Nevertheless, a hard link does not occupy double the disk space like copying or duplicating a file does. Also, hard linking differs from copying a file in that content is synced through the link. In a copied file, the content is independent between files, even though it starts as the same, it can be changed and remain different one from the other.
Unlike the soft links, the hard link or the original file can be deleted in a hard link relation between files, without affecting the other file. If the original file is deleted, the content can still be accessed through the hard link.
Another difference with soft links is that hard links cannot cross the file system boundaries and will only work within the same file system.

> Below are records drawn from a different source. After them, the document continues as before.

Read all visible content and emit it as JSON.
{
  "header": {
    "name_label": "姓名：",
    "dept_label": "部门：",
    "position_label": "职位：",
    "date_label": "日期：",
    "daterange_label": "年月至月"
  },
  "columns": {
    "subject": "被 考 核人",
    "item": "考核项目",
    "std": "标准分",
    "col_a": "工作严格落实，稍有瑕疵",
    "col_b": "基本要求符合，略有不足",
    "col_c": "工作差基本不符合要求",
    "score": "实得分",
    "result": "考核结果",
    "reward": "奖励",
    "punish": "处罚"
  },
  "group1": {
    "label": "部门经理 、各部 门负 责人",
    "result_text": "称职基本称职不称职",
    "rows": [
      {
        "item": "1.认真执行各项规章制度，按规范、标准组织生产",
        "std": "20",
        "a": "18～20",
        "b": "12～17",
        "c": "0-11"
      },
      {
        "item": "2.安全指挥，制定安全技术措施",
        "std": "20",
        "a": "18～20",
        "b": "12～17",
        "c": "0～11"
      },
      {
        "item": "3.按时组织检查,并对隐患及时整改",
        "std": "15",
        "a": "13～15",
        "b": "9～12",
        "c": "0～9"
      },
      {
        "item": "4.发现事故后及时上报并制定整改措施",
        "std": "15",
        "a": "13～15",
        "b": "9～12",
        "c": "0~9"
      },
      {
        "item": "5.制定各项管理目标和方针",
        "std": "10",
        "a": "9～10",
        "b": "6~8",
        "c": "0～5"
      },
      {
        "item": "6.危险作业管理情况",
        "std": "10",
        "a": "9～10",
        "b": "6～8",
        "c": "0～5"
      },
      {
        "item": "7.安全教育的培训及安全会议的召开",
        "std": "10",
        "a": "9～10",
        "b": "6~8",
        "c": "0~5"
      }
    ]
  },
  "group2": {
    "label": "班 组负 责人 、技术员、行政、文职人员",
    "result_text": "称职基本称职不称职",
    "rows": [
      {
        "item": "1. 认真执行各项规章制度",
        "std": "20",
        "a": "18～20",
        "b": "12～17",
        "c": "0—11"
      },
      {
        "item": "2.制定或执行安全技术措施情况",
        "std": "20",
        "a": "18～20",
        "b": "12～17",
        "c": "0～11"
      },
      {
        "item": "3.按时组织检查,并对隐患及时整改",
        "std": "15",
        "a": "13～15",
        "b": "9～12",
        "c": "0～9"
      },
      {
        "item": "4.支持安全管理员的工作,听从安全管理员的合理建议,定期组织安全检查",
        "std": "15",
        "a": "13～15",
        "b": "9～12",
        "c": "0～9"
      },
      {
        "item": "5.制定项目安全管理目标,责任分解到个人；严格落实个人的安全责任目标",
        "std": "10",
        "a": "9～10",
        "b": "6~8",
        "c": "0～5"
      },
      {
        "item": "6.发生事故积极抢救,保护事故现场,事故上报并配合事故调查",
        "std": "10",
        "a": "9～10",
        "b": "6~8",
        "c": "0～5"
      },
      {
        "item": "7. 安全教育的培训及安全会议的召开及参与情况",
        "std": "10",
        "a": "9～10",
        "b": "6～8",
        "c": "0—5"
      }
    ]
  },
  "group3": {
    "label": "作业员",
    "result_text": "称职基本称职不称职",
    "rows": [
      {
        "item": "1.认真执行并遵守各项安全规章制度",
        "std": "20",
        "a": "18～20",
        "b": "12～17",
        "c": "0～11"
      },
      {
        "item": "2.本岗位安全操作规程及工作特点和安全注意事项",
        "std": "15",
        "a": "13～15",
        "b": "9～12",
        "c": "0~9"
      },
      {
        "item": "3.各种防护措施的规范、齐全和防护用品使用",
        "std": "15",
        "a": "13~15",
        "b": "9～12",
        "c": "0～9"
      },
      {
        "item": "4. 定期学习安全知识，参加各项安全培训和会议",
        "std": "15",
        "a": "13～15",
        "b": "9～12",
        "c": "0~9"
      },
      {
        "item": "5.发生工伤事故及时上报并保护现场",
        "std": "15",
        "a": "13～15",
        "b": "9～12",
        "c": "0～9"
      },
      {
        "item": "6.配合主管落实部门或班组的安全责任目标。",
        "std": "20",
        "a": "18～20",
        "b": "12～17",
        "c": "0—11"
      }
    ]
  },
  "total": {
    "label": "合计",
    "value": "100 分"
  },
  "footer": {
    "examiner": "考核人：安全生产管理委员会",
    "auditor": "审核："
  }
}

Also, hard links cannot link directories whereas soft links can.
Creating and deleting soft and hard links
Soft links and hard links are created through a command prompt.
ln filename link-name will create a hard link of that file, while ln -s filename link-name will create a soft link for the file.
Soft links and hard links can be removed using the unlink command or simply removing them as you would any other file with the rm command.
Proof of hard links and soft links through inodes:
To display the inodes for the files, you can use de -i argument of the ls command.
As stated before, soft llinks will have different Inodes than the original files while hard links will share the same Inode with the original files.
The ls -il command will also show that besides having different Inodes, soft links also have an “l” before the permissions, and these are different from the original file too, while in hard links they remain the same.
Soft links and hard links are useful relations between files that will make it easier for the users to access files and run programs in the file system. It is important to know the key differences between one and the other in order to use them properly and understand the potential they have for disk space and file manipulation.